The global death toll from coronavirus has passed 200,000, according to figures compiled by Johns Hopkins University.
Coronavirus pandemic last updated, April 27, 2020, 06:45 GMT
The grim milestone in the progress of the pandemic was announced on Saturday night, hours after Spain and Belgium became the latest countries to reveal plans to partially lift their lockdowns.
It came on a day the UK was confirmed as the fifth country to record 20,000 deaths meaning it now accounts for 10 per cent of the worldwide total.
The US has the highest toll, with over 53,000, followed by Italy, Spain and France. However, the actual death toll is likely to be much higher.
Many nations only report daily figures for hospital deaths and analysis of excess deaths in the UK suggests that its true figure may already be over 40,000.
More than 100 days have passed since the first death was reported in Wuhan, China, on 10 January. It took 91 days for the global death toll to pass 100,000 and a further 16 days to reach 200,000.
The worldwide total of confirmed cases is heading rapidly towards 3 million.
No new deaths have been reported in China for the last 10 days, while the number of new cases in the country has fallen to single figures.
The lockdown in Wuhan lasted three months before it was lifted on 8 April, and so far there is little sign of a second wave and the Chinese government maintains strict restrictions on travel from overseas.
The World Health Organisation has cautioned other countries not to ease restrictions too early.
The US states of Georgia, Oklahoma and Alaska have already begun loosening lockdown orders on businesses, while many Americans flocked to beaches on Saturday as one Florida county expanded access and California experienced a heatwave. India has also begun to reopen local stores although shopping malls remain closed and hundreds are still in quarantine.
From Sunday, Spain is to allow children aged under 14 to leave their homes for the first time since the state of emergency was declared on 14 March.
They will be allowed one hour of supervised outdoor activity per day between 9am and 9pm, staying within 1km of their home. Adults can accompany up to three children.
Prime minister Pedro Sanchez also announced that people will be allowed out to exercise alone from 2 May if the number of deaths and cases in Spain continues to fall. People living together will be permitted to take short walks together.
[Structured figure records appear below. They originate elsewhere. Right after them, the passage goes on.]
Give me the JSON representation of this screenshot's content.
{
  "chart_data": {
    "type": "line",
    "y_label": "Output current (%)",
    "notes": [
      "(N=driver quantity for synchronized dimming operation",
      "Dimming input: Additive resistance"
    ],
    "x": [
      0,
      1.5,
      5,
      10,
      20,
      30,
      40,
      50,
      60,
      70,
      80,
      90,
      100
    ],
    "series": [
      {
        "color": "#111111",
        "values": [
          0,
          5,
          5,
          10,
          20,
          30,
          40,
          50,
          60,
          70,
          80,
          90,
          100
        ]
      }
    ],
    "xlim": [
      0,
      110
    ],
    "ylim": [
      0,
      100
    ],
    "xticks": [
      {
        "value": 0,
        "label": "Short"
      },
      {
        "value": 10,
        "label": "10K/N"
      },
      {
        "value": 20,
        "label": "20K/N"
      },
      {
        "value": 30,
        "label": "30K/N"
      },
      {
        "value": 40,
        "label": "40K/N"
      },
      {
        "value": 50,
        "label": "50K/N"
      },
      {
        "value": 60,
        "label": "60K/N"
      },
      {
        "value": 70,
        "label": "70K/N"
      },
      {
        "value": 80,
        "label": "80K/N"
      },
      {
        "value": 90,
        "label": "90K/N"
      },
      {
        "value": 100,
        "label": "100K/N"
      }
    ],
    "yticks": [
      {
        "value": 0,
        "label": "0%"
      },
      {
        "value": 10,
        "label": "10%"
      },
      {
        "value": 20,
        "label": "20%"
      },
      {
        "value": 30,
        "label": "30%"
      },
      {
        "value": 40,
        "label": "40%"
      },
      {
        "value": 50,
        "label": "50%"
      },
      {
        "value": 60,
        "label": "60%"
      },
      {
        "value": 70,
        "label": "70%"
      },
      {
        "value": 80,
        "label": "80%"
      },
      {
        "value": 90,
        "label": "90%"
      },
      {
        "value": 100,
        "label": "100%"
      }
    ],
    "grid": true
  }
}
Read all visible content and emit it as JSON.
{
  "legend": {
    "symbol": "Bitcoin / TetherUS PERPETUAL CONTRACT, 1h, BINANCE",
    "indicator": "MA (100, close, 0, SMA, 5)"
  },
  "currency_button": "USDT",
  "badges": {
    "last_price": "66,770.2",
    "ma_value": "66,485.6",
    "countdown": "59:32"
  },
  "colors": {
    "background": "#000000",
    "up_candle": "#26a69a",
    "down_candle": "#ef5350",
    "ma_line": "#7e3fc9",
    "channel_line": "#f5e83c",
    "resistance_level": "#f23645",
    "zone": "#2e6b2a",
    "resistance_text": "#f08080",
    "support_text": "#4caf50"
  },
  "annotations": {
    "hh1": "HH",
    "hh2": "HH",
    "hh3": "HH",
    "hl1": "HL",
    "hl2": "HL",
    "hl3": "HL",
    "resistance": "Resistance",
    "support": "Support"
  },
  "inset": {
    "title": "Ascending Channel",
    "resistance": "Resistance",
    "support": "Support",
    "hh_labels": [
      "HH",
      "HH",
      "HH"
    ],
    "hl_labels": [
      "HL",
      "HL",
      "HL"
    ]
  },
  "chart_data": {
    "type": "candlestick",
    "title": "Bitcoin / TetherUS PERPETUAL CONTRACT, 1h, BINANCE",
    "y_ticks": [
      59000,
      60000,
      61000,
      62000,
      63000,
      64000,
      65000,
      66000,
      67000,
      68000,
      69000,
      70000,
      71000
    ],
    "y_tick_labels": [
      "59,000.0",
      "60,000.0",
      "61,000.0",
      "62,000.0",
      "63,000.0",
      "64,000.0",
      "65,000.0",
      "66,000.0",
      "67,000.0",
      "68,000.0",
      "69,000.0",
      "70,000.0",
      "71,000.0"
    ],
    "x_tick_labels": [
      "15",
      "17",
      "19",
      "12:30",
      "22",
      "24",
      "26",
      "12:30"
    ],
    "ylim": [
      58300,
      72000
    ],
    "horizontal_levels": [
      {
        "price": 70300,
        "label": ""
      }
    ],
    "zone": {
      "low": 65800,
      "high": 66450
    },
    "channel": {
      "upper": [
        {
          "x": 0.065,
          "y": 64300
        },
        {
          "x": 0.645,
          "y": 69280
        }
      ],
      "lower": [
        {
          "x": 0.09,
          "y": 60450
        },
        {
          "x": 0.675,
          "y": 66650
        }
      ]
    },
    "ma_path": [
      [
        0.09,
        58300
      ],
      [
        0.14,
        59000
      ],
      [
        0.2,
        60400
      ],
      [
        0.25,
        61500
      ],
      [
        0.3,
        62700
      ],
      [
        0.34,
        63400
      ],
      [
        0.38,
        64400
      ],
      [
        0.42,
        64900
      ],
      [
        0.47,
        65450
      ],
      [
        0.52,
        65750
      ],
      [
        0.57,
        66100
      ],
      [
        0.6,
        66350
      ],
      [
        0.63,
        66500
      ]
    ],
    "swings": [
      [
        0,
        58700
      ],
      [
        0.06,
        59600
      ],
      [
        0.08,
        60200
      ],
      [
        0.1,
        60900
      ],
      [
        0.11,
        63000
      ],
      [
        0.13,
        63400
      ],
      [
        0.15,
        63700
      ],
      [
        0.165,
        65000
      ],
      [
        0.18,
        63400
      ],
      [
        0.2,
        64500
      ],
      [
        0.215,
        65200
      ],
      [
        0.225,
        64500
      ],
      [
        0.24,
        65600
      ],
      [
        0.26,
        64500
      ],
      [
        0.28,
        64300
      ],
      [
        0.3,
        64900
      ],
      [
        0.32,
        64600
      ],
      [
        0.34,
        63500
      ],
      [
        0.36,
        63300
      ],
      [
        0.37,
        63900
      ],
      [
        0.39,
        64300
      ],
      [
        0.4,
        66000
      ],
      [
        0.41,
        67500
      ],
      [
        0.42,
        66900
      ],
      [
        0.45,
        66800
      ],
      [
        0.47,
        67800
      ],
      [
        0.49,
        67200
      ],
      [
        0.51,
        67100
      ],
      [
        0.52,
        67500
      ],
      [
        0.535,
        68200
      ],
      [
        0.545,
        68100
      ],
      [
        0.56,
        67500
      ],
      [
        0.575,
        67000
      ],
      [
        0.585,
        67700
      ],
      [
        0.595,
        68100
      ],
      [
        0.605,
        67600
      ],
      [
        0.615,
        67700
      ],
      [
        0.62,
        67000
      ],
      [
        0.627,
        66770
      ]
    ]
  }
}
Belgium has also announced plans to allow all shops to open from 11 May, with schools reopening the following week.
Italy and France are set to announce their plans to ease their lockdowns next week, with the French parliament to vote on the measures on Tuesday.
In Sri Lanka, however, the lockdown was tightened after a surge of 46 new infections on Friday, the highest increase in a day. The new curfew remains in effect until Monday.
And Norway has extended its ban on events with more than 500 participants until at least 1 September.